Monday, October 26, 2009

Help the Vocation Crisis By Encouraging Marriage!


For many years the leadership of the Catholic Church in America (and perhaps elsewhere) have been talking about the crisis in vocations to the priesthood and religious life. In the conversation to address the issue of the crisis in the priesthood, there have been many suggestions made. Stepping up the campaign to recruit good men, allowing priests to marry, and allowing women to become priests have been popular ideas floating around. While there are people that have strong arguments on both sides of the married priest and female priest debate, I'm not going to address this debate now. If you want to know my views on women priests, you can read my post on why women can't be priests. There is one idea that I have heard that I feel needs more attention, and that is encouraging marriage.

When I first heard of the idea of promoting marriage as a way to increase celibate vocations, I didn't understand the connection between the two. I mean, how can a marriage encourage celibacy? It just didn't make sense to me. But I heard this idea from several sources. So I spent some time thinking about it, and it started to make sense. Marriage and holy orders are both vocations--they both are a commitment. They are both covenants: marriage a covenant between man, woman, and God and holy orders a covenant between man, the Church, and God.

Marriage is also in a crisis, like holy orders. Fewer and fewer people are choosing to get married. And for those of that do decide to marry, many of those marriages end in divorce. People are no longer making the commitment to married life. Many Catholics are no longer taking this sacrament seriously. However, people are still having children.

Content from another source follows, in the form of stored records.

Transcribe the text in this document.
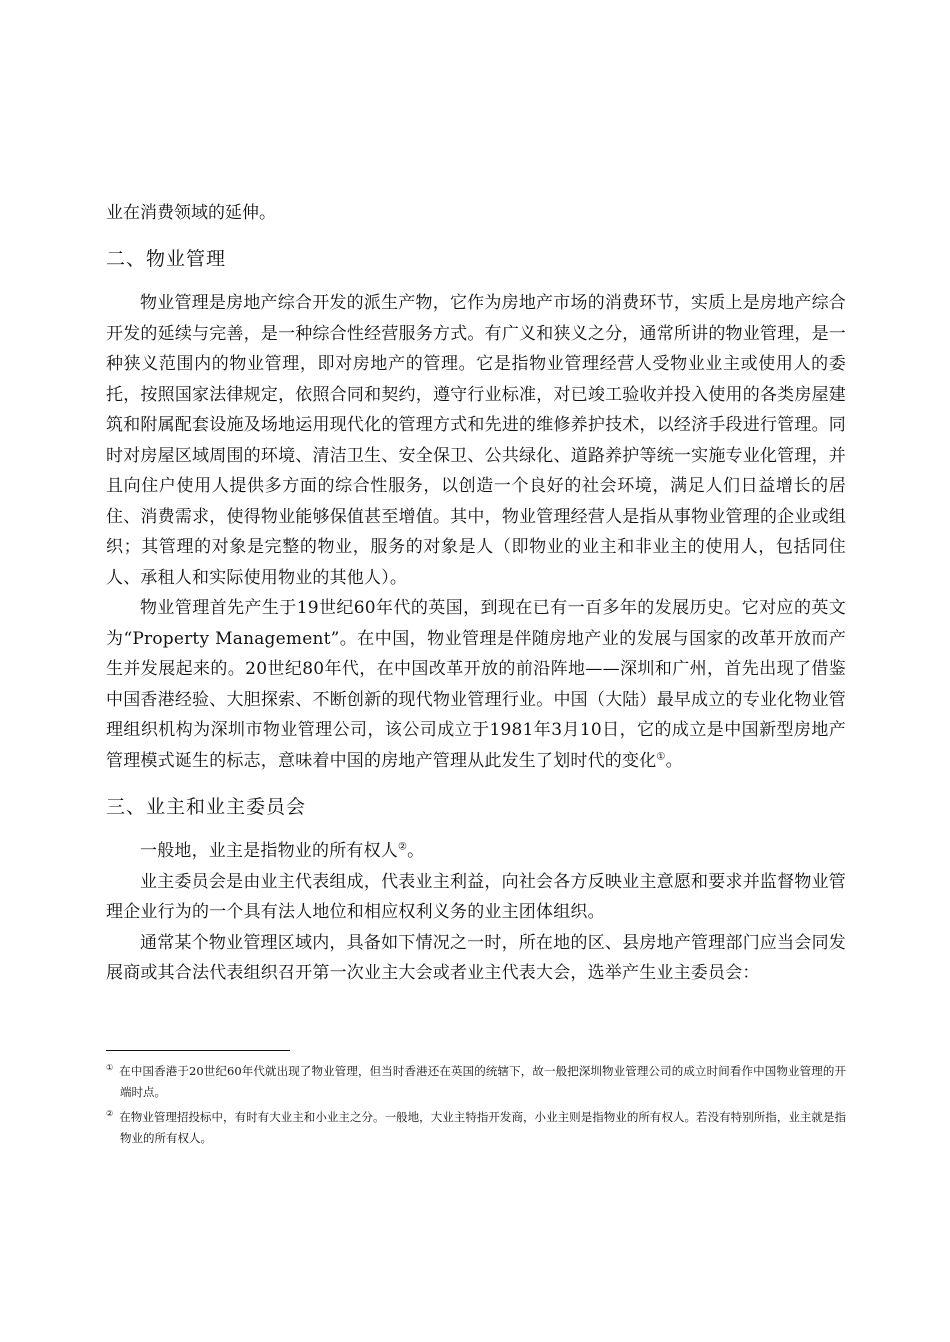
业在消费领域的延伸。

二、物业管理

物业管理是房地产综合开发的派生产物，它作为房地产市场的消费环节，实质上是房地产综合开发的延续与完善，是一种综合性经营服务方式。有广义和狭义之分，通常所讲的物业管理，是一种狭义范围内的物业管理，即对房地产的管理。它是指物业管理经营人受物业业主或使用人的委托，按照国家法律规定，依照合同和契约，遵守行业标准，对已竣工验收并投入使用的各类房屋建筑和附属配套设施及场地运用现代化的管理方式和先进的维修养护技术，以经济手段进行管理。同时对房屋区域周围的环境、清洁卫生、安全保卫、公共绿化、道路养护等统一实施专业化管理，并且向住户使用人提供多方面的综合性服务，以创造一个良好的社会环境，满足人们日益增长的居住、消费需求，使得物业能够保值甚至增值。其中，物业管理经营人是指从事物业管理的企业或组织；其管理的对象是完整的物业，服务的对象是人（即物业的业主和非业主的使用人，包括同住人、承租人和实际使用物业的其他人）。

物业管理首先产生于19世纪60年代的英国，到现在已有一百多年的发展历史。它对应的英文为“Property Management”。在中国，物业管理是伴随房地产业的发展与国家的改革开放而产生并发展起来的。20世纪80年代，在中国改革开放的前沿阵地——深圳和广州，首先出现了借鉴中国香港经验、大胆探索、不断创新的现代物业管理行业。中国（大陆）最早成立的专业化物业管理组织机构为深圳市物业管理公司，该公司成立于1981年3月10日，它的成立是中国新型房地产管理模式诞生的标志，意味着中国的房地产管理从此发生了划时代的变化①。

三、业主和业主委员会

一般地，业主是指物业的所有权人②。

业主委员会是由业主代表组成，代表业主利益，向社会各方反映业主意愿和要求并监督物业管理企业行为的一个具有法人地位和相应权利义务的业主团体组织。

通常某个物业管理区域内，具备如下情况之一时，所在地的区、县房地产管理部门应当会同发展商或其合法代表组织召开第一次业主大会或者业主代表大会，选举产生业主委员会：

① 在中国香港于20世纪60年代就出现了物业管理，但当时香港还在英国的统辖下，故一般把深圳物业管理公司的成立时间看作中国物业管理的开端时点。

② 在物业管理招投标中，有时有大业主和小业主之分。一般地，大业主特指开发商，小业主则是指物业的所有权人。若没有特别所指，业主就是指物业的所有权人。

And we have (and are continuing to) raise a culture of children that does not understand the commitment to a vocation because they don't see it modeled in their own lives.

If we, as a culture, aren't making a commitment to the vocation, the sacrament, of marriage, how can we expect our children to make that commitment as well? We need to model that committed behavior in our lives, in our relationship with our spouses. If we can address the marriage crisis by encouraging strong and committed marriages, our children will understand that vocations require commitment. And if we strive for holiness in our marriages then our children will see the importance of holiness, and hopefully strive for it themselves.

It is not celibacy or a male-only priesthood that is at the heart of our crisis in vocations to the priesthood. It is lack of commitment to vocation. If we don't model a commitment to our marriage vocation then our children won't be committed to their vocation--whether it be priesthood or marriage.

2 comments:

Tracy said...

Fantastic post, you've hit it right on!!

John Jansen said...

Makes sense.

Most of the men I know who are currently in seminary or who are recently ordained come from — not surprisingly — homes where Mom and Dad are very happily married.

(I might add that just as often, it seems, the happy families they come from are, relatively speaking, "large" ones.)